A lot of those steps are not automated; especially since training and evaluation require one-off command-line program invocations.
If you feel something should be automated, but isn't open an issue or PR.
Otherwise, many invocations are documented in notebook.sh
files, which are basically commented Bash history
.
For our own code: MIT, see LICENSE
file. The respective licenses for other code.

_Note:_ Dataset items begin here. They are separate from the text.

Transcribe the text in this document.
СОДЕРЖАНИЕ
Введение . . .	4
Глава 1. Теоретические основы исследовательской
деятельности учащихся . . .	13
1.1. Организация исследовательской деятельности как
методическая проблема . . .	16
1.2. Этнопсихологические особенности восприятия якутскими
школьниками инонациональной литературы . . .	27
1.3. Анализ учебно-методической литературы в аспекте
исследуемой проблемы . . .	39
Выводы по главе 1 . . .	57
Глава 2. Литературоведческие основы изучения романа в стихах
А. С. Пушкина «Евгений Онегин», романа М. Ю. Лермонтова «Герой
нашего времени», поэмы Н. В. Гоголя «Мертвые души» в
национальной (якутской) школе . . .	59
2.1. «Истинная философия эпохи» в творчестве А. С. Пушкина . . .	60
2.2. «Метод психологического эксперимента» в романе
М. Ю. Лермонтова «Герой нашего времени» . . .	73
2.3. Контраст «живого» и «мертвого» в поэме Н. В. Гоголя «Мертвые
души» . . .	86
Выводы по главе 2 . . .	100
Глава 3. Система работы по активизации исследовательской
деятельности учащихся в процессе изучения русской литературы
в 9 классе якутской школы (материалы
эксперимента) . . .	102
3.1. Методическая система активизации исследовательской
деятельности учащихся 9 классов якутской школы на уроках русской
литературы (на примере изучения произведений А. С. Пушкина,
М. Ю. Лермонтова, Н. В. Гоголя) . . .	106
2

Obviously, as a research project, this code comes with ABSOLUTELY NO WARRANTY. Especially the building of tens of thousands of binaries from arbitrary source code may brick your system, delete your hard drive, upload all your data, or do anything else unexpected (though we don't hope it does). Finally, working with data of this size requires some beefy hardware in terms of hard drive storage space, high thread-count CPU, lots of RAM, and high-memory GPU for neural network training. See above for back-of-the-envolope estimates of the runtimes and hardware requirements. Running any of this on a "commodity laptop" will most likely make your machine run out of disk space or RAM, freeze the system, over exert the physical cooling capacity, and even damage the machine permanently, without ever producing meaningful results. An appropriate machine has at least 8 cores, 32GB RAM, 1TB free disk space, a fast GPU, and >150W cooling capacity. We ran it on a server with 48 cores, 256GB RAM, 6TB SSD, 2 GPUs, and >500W power draw.